Gabriela Grębowiec
Przyszła na świat z wrodzoną wadą serca. Jest to wada polegająca na nieprawidłowym odprowadzeniu tętnicy wieńcowej a jeszcze dokładniej – jedna z głównych tętnic znajduje się w płucu a nie w sercu. Jest to tak zwany zespół B.W.G.
Dziewczynka przebyła 5 operacji z wszczepieniem sztucznej zastawki i i właśnie przeszła ostatnią – wymiany zastawki na większą.

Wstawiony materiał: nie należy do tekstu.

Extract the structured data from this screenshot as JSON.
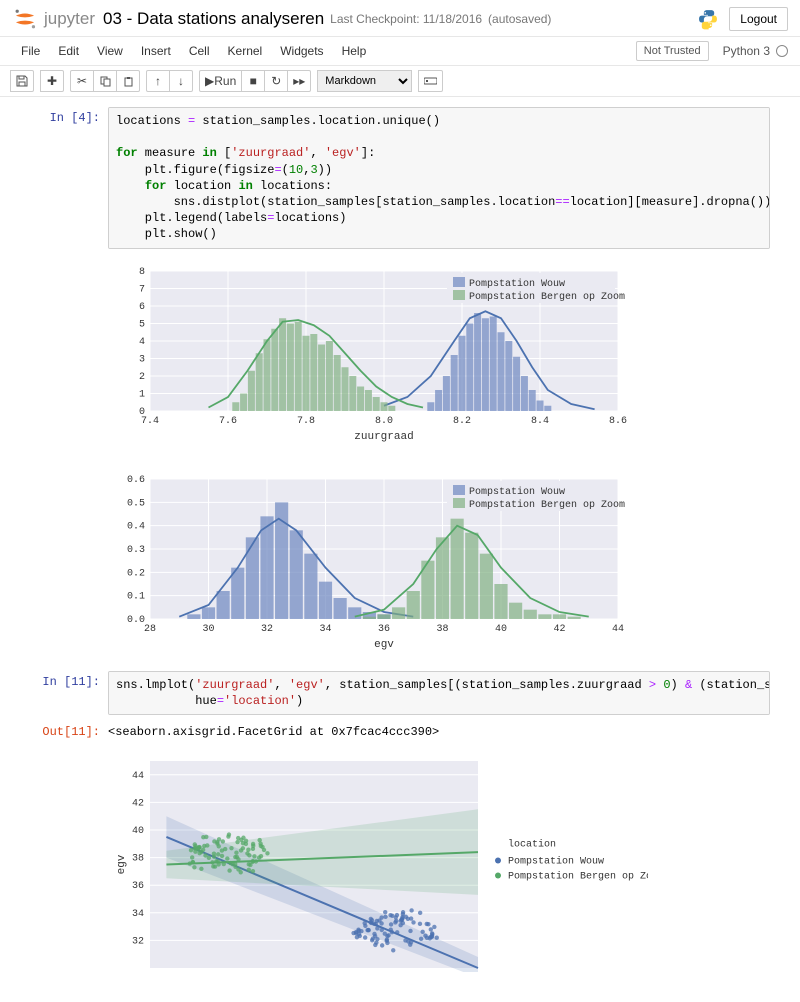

Gabrysia od początku leczona jest przeciwzakrzepowo, bardzo często choruje na zapalenie płuc, łapie wszystkie możliwe infekcje. W chwili obecnej córka wymaga codziennego pomiaru krwi INR (krzepliwość krwi) w warunkach domowych, paski do w/w pomiaru to koszt ok. 795 zł za 48 sztuk. My potrzebujemy minimum 2 paczki miesięcznie.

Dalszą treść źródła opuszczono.